If any of the above aren’t true, you’ll have to use an INSTEAD OF trigger, or directly update the base tables. Now that you understand updating the view, I’d like to introduce you to some options you can add to your view definition
WITH CHECK OPTION
CREATE VIEW viewName AS SELECT sampleCount FROM tableName WHERE sampleCount BETWEEN 1 and 100 WITH CHECK OPTION
This option forces the update (or insert) to check any criteria set through the SELECT statement and make sure the changes you make will still be visible through the VIEW after the change is made. In the above example, if I ran an update against the view and tried to change the sampleCount to a value outside of 1 top 100, you’d get the following error: Msg 550, Level 16, State 1, Line 1 The attempted insert or update failed because the target view either specifies WITH CHECK OPTION or spans a view that specifies WITH CHECK OPTION and one or more rows resulting from the operation did not qualify under the CHECK OPTION constraint. The statement has been terminated. This becomes useful when you want to limit users ability to make changes, but you can’t completely lock them out of a table.
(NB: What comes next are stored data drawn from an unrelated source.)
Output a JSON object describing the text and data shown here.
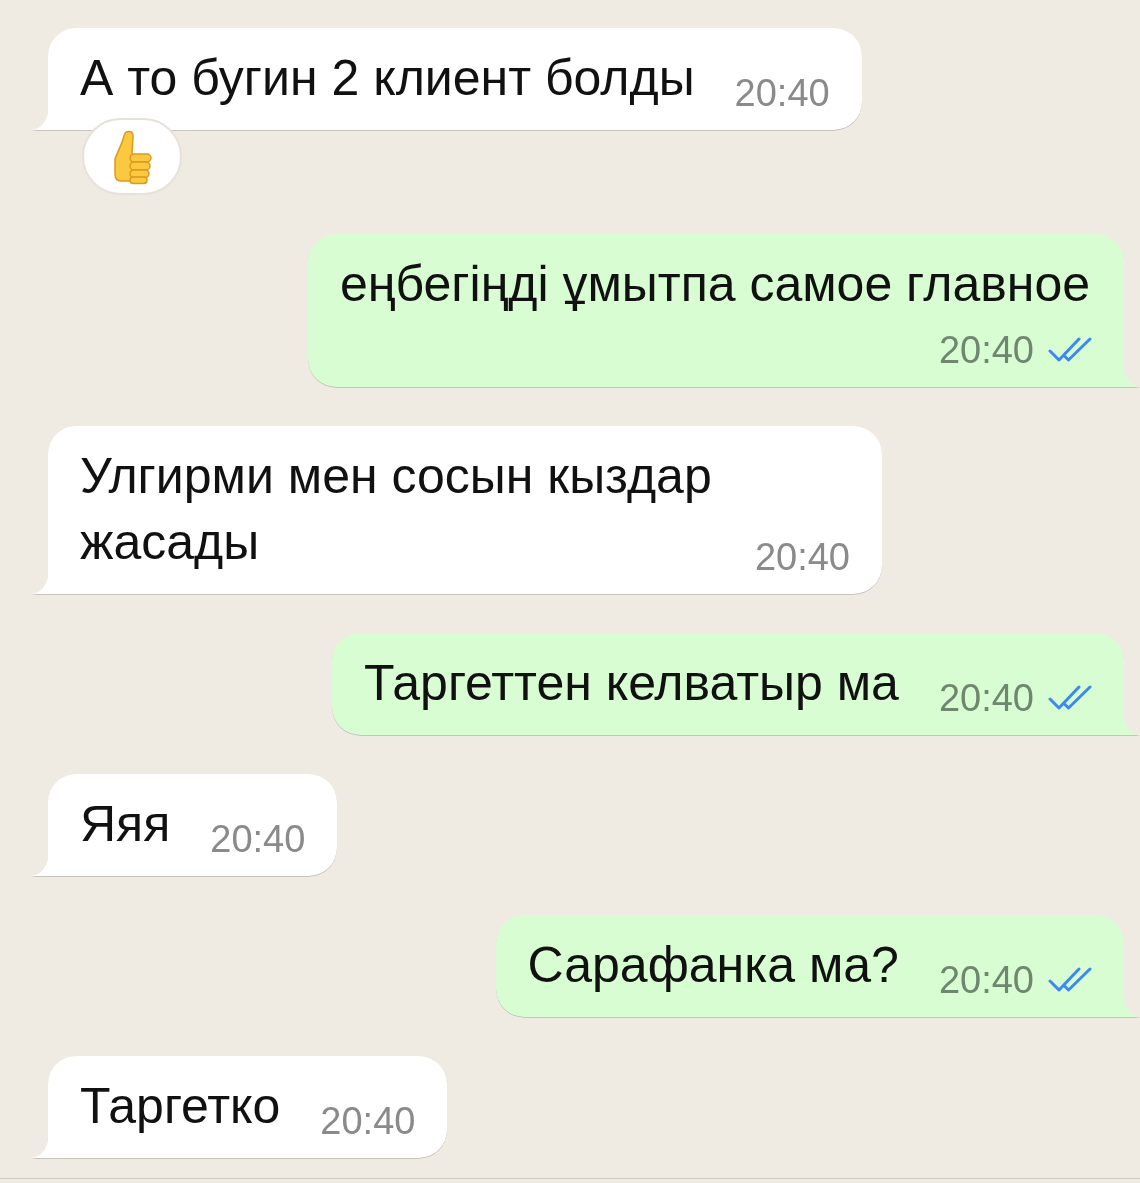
{
  "messages": [
    {
      "kind": "incoming",
      "text": "А то бугин 2 клиент болды",
      "time": "20:40",
      "reaction": {
        "kind": "thumbs_up"
      }
    },
    {
      "kind": "outgoing",
      "text": "еңбегіңді ұмытпа самое главное",
      "time": "20:40",
      "read": true
    },
    {
      "kind": "incoming",
      "text": "Улгирми мен сосын кыздар жасады",
      "time": "20:40"
    },
    {
      "kind": "outgoing",
      "text": "Таргеттен келватыр ма",
      "time": "20:40",
      "read": true
    },
    {
      "kind": "incoming",
      "text": "Яяя",
      "time": "20:40"
    },
    {
      "kind": "outgoing",
      "text": "Сарафанка ма?",
      "time": "20:40",
      "read": true
    },
    {
      "kind": "incoming",
      "text": "Таргетко",
      "time": "20:40"
    }
  ]
}
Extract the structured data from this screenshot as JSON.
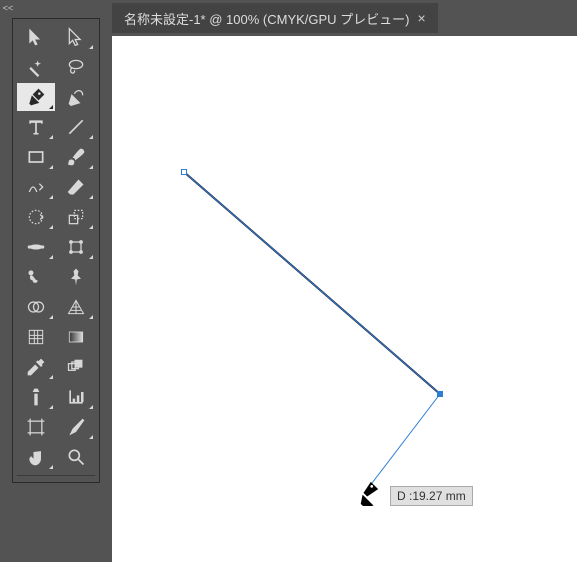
{
  "tab": {
    "title": "名称未設定-1* @ 100% (CMYK/GPU プレビュー)"
  },
  "measure": {
    "label": "D :19.27 mm"
  },
  "tools": {
    "selection": "選択ツール",
    "direct": "ダイレクト選択ツール",
    "wand": "自動選択ツール",
    "lasso": "なげなわツール",
    "pen": "ペンツール",
    "curvature": "曲線ツール",
    "type": "文字ツール",
    "line": "直線ツール",
    "rect": "長方形ツール",
    "brush": "ブラシツール",
    "shaper": "Shaperツール",
    "eraser": "消しゴムツール",
    "rotate": "回転ツール",
    "scale": "拡大縮小ツール",
    "width": "線幅ツール",
    "free": "自由変形ツール",
    "puppet": "パペットワープツール",
    "pin": "押しピン",
    "builder": "シェイプ形成ツール",
    "perspective": "遠近グリッドツール",
    "mesh": "メッシュツール",
    "gradient": "グラデーションツール",
    "eyedrop": "スポイトツール",
    "blend": "ブレンドツール",
    "symbol": "シンボルスプレーツール",
    "graph": "棒グラフツール",
    "artboard": "アートボードツール",
    "slice": "スライスツール",
    "hand": "手のひらツール",
    "zoom": "ズームツール"
  }
}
You could define a view that limits the user to a specific subset of a table. If they try to change the data so it goes outside of that subset, the WITH CHECK OPTION could prevent that!
I would like to point out now, ny updates performed directly to a view’s underlying tables are not verified against the view, even if CHECK OPTION is specified. So, if you didn’t lock the user out of the base table, they could go around your protection, and make the change anyway.
WITH ENCRYPTION
Honestly, I’m not sure why this really matters, but the body of your view is stored in sys.syscomments. If you want to encrypt that, and prevent it from being published for replication… pass WITH ENCRYPTION on your create statement. Check out the following code.
CREATE VIEW viewName WITH ENCRYPTION AS SELECT columnName FROM tableName
WITH SCHEMABINDING
Finally, I’d like to cover SCHEMABINDING for your views. This is useful for making changes to your tables impossible without first making changes to your view. This is useful when you have several programmers working in one database. I know I’ve run into problems with a view that was built on a table that got changed under me, and I didn’t know about it until a user reported an error.
WITH SCHEMABINDING can prevent that. If a user tries to make a change to a base table that would affect the VIEW, you first have to drop the VIEW, or alter the view so the change will no longer affect it. Or you can alter the view to remove the SCHEMABINDING temporarily.
There is a catch…When you use SCHEMABINDING, the select_statement must include the two-part names (schema.object) of tables, views, or user-defined functions that are referenced.
That’s all for today…you’ll need some time to digest this. If you have any questions, let me know. I’m here to help!